Dr. Jiemy menambahkan, perbedaan mendasar lainnya terletak pada sisi imajinasi. Membaca buku memaksa otak pembaca untuk menciptakan gambaran sendiri dari teks yang ia baca. Misalnya ketika membaca novel, otak membangun imajinasi tentang karakter, latar, hingga emosi yang diceritakan penulis. Sementara di media sosial, mayoritas konten sudah disajikan dalam bentuk visual yang siap konsumsi, sehingga ruang untuk berimajinasi nyaris tidak ada. Akibatnya, kebiasaan scrolling yang berlebihan bisa menjadikan seseorang reaktif, tidak sabar, dan kehilangan kemampuan untuk berpikir secara mendalam.

Maka dari itu, di tengah derasnya arus konten digital, meluangkan waktu untuk membaca buku bukan hanya sekadar hobi intelektual, melainkan sebuah investasi penting untuk kesehatan mental. Membaca secara konsisten bisa menjadi penyeimbang, agar seseorang tidak sepenuhnya larut dalam pola konsumsi informasi instan. Dengan membaca, individu dapat melatih empati, menumbuhkan kedalaman berpikir, serta menjaga otak tetap tajam di tengah bombardir konten singkat yang kerap memicu distraksi.

Meski begitu, dr. Jiemy mengingatkan bahwa bacaan yang dipilih tidak harus selalu buku berat. Bacaan ringan, seperti komik atau manga populer, tetap bisa memberikan manfaat bagi kesehatan mental, asalkan dibaca dengan cara yang benar. Dalam kesempatan itu ia bahkan menyinggung pengalamannya sendiri yang baru mengetahui keberadaan cetak fisik dari seri One Punch Man, sebuah komik populer yang ia sebutkan bersama karakter Flashy Flash. “Saya akan beli habis ini,” ujarnya sembari menekankan bahwa esensi dari membaca adalah membangun kebiasaan yang sehat, bukan sekadar memilih bacaan dengan label “serius” atau “ilmiah”.

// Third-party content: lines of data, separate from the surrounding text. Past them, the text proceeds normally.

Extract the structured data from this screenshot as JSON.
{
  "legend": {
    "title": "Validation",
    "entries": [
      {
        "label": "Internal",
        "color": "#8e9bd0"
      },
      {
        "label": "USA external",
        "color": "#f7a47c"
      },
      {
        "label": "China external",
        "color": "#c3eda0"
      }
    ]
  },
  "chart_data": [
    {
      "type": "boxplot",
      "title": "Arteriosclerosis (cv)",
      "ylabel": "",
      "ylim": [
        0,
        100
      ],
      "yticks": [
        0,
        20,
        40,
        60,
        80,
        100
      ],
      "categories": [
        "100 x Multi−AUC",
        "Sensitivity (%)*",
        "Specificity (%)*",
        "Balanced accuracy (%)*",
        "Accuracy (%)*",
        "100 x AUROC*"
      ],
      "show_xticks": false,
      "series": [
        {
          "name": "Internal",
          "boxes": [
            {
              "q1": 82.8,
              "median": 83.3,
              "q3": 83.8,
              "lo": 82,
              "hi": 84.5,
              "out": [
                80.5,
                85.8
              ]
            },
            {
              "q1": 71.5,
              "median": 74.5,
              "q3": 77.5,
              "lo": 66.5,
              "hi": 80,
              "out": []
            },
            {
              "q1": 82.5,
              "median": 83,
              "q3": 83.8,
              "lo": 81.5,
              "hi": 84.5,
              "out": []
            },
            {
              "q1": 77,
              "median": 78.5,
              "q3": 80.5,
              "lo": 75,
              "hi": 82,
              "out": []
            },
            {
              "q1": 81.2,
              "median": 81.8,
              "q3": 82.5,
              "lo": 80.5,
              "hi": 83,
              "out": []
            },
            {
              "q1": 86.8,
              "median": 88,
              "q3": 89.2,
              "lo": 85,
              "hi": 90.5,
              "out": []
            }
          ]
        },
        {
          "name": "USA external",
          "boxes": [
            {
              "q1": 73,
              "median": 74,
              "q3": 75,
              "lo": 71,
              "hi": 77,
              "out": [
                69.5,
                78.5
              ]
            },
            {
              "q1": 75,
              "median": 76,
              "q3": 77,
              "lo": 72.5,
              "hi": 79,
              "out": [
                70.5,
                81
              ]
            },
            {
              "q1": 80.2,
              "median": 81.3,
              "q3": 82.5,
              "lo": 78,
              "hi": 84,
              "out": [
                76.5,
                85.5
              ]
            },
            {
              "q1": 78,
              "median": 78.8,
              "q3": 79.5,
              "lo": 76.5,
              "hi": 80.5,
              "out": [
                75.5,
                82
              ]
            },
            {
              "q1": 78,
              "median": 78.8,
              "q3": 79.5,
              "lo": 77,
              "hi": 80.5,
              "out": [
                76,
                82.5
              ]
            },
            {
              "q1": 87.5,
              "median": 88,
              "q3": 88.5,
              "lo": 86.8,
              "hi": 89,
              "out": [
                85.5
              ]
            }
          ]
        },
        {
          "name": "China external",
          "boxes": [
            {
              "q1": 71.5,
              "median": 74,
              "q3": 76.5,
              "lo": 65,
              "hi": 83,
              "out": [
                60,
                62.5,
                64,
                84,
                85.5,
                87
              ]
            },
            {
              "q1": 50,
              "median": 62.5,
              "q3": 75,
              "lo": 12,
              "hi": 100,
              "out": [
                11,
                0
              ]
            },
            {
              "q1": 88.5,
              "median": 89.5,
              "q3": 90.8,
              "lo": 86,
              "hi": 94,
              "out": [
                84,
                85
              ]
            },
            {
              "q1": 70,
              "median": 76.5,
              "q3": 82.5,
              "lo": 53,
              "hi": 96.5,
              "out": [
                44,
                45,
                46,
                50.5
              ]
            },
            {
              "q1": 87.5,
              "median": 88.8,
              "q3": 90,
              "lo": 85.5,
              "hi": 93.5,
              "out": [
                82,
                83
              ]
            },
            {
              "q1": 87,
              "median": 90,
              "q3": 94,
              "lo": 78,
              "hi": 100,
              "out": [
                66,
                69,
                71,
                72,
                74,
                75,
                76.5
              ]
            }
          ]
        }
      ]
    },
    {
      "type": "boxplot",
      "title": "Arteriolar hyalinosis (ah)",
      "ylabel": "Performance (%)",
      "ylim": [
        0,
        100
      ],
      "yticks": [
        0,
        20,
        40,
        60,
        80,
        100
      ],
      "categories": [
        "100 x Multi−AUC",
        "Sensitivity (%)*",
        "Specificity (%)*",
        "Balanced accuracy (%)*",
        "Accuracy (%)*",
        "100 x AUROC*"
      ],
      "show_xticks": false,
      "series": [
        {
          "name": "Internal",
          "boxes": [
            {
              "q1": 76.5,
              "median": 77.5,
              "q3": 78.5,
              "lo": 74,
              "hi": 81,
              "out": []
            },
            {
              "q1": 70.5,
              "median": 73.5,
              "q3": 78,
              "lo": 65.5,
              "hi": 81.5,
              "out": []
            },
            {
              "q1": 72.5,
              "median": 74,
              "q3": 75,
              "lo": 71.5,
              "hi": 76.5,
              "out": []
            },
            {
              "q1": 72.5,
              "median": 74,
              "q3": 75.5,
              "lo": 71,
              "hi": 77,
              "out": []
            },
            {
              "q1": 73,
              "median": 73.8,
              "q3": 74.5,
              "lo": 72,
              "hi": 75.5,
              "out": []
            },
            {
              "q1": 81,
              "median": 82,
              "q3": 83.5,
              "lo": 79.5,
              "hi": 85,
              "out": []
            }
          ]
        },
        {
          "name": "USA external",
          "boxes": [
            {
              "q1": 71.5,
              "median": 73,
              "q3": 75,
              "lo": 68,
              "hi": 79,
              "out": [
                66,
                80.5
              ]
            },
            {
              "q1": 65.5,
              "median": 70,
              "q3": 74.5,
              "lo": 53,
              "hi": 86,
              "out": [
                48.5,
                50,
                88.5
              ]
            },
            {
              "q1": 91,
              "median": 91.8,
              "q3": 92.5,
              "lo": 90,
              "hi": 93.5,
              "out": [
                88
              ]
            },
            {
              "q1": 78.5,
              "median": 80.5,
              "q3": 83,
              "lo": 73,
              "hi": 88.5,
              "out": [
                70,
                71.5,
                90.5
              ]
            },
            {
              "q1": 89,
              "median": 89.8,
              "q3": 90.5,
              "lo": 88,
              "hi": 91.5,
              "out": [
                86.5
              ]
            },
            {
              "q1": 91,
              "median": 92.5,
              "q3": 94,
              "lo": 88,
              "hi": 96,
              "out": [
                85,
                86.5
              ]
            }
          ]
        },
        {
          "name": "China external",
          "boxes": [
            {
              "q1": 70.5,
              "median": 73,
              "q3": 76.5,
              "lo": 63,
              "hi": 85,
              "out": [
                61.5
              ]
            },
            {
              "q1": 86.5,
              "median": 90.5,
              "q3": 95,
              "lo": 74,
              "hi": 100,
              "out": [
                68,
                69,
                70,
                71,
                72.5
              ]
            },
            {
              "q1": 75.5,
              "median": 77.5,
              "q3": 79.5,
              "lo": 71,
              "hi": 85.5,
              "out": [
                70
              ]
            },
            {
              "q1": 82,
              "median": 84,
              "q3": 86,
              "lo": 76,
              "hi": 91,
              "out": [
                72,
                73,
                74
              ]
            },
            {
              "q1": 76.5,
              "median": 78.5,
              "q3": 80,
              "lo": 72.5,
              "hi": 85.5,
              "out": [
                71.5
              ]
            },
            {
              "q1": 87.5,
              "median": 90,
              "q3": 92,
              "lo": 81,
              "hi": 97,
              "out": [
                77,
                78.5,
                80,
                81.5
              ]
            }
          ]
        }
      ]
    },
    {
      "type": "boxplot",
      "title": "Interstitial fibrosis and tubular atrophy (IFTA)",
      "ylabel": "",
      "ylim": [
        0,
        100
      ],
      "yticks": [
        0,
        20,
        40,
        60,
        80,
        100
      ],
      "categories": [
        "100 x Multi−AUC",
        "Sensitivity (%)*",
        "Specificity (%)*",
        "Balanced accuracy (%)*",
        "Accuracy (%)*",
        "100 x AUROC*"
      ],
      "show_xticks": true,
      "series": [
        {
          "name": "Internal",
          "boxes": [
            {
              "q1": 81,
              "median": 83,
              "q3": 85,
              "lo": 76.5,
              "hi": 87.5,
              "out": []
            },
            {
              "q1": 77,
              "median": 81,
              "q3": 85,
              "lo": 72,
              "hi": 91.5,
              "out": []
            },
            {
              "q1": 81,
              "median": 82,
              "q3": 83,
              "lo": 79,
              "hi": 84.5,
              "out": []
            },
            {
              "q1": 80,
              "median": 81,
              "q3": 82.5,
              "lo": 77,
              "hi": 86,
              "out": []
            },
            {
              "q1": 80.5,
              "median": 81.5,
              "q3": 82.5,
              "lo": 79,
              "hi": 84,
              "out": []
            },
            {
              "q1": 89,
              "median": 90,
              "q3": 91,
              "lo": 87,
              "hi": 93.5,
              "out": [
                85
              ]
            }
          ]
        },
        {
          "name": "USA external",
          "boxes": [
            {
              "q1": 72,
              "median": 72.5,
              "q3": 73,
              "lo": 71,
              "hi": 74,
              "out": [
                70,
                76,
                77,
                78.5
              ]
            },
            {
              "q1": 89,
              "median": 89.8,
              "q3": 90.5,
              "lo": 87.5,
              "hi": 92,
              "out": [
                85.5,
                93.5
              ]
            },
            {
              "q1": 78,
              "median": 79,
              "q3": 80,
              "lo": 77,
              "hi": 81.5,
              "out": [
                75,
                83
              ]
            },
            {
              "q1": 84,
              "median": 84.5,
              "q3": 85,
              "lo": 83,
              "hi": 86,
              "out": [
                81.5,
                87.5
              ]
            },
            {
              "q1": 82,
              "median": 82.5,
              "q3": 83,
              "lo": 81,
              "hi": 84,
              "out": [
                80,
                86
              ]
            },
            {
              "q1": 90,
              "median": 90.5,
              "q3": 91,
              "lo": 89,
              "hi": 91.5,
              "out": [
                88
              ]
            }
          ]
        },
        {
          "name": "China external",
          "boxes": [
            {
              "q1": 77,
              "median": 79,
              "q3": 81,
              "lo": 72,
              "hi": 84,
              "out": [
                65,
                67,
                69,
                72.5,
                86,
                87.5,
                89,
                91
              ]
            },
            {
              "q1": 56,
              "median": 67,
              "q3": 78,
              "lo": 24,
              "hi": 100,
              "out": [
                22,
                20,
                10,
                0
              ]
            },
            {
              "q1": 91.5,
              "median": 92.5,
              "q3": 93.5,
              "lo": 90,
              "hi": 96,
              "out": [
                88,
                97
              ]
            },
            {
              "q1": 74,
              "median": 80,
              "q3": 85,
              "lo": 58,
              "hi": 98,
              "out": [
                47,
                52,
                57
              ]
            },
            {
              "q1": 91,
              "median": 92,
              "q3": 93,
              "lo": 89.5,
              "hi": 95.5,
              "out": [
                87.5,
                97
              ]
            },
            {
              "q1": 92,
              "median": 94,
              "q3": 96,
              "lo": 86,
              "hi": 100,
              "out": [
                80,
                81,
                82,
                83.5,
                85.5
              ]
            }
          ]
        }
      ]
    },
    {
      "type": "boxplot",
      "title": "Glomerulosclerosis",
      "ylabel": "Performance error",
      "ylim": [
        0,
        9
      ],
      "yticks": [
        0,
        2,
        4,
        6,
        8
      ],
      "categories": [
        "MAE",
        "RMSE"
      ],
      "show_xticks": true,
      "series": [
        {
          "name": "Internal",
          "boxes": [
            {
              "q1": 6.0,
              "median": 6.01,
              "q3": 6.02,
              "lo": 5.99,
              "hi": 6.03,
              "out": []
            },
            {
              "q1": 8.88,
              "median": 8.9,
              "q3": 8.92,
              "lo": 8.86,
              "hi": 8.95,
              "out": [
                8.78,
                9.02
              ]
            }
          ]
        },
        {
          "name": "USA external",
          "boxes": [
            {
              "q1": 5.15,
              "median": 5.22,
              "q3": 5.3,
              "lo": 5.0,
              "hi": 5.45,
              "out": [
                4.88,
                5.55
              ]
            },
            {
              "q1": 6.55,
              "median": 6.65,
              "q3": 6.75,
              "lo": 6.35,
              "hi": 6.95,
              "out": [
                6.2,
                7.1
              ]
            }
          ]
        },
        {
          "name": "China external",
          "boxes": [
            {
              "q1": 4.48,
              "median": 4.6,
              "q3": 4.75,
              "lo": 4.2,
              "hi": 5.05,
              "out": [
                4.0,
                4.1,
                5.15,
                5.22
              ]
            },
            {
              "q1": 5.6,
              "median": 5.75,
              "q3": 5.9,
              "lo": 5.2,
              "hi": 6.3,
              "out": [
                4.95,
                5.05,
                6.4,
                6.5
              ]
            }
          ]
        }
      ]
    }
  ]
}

Pada akhirnya, perbedaan manfaat membaca buku dan scrolling media sosial terletak pada kedalaman proses yang dilalui otak. Buku melatih fokus, kesabaran, imajinasi, dan kemampuan berpikir kritis, sedangkan scrolling media sosial, jika berlebihan, justru membuat otak terbiasa dengan stimulasi singkat yang berpotensi menurunkan konsentrasi dan kesabaran. Dalam keseharian, keduanya mungkin tetap bisa berjalan berdampingan, namun keseimbangan perlu dijaga agar manusia tidak kehilangan esensi berpikir yang mendalam di era serba instan ini.